Не от тревоги, чувства вины или ярости: от скуки. Час за часом ничего, кроме этой проклятой музыки... не с кем поговорить, не на что смотреть... я старалась заниматься зарядкой, но день ото дня я становилась все более ленивой, и спустя недели две-три я просто перестала и стараться что-либо делать. Дни словно слились в один. Я просто лежала, музыка словно текла сквозь меня, а я думала о своей жизни... Но она казалась такой далекой и нереальной. Реальной была параша, макароны и пластиковая чашка воды дважды в день... да еще надежда, что человек с микрофоном будет доволен моим поведением... что я понравлюсь ему.

— М-м... — протянул я. — Вы ему понравились.

— Почему вы так думаете? — спросила она, и я увидел, что эта мысль ей приятна, что она до сих пор хочет, чтобы похититель похвалил ее, пусть она и была теперь свободна.

— Думаю, — сказал я, — что, если бы вы взаимно ненавидели друг друга, он не стал бы рисковать ради второго выкупа. Он был весьма склонен прекратить это невыгодное дело. Мне кажется, у него просто не было сил убить вас... потому, что вы понравились ему. — Я увидел потаенную улыбку в ее глазах и решил на будущее растолковать ей все до конца. Плохо дело, если она еще и влюбится в своего похитителя постфактум. Или придумает его себе.

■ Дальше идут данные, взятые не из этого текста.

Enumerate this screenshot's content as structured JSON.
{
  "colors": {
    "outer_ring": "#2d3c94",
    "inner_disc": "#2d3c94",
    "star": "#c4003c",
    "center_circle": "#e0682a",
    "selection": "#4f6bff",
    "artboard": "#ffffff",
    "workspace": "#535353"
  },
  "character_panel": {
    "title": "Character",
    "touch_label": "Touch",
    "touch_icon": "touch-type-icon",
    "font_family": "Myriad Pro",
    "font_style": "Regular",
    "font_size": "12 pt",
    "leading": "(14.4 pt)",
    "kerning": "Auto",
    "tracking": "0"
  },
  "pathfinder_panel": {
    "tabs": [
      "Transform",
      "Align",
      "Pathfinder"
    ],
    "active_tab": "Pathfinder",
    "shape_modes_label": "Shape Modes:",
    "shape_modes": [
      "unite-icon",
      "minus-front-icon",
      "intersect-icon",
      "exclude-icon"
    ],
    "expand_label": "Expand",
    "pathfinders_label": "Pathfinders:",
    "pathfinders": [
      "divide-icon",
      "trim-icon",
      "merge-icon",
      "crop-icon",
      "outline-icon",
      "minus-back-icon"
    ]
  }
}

— Понимаете, — сказал я, — он причинил много страданий вашему отцу и украл почти миллион фунтов у вашей семьи. Слава богу, что вы ему понравились, но ангелом он от этого не стал.

— О!.. — Она отчаянно, очень по-итальянски всплеснула руками. — Почему вы всегда такой... такой чуткий?

— Из-за шотландских предков, — сказал я. — Они были народом суровым и умели сдерживать свои горячие головы. И их кровь превалирует и портит все дело, когда испанская четверть моей кровушки пытается взыграть.

Она, чуть ли не смеясь, склонила голову набок.

— Вы никогда еще столько о себе не рассказывали.

— Подождите, еще не то услышите.

— Вы не поверите, — глубоко вздохнув и потянувшись, сказала она, — но я в конце концов начинаю чувствовать себя абсолютно в порядке.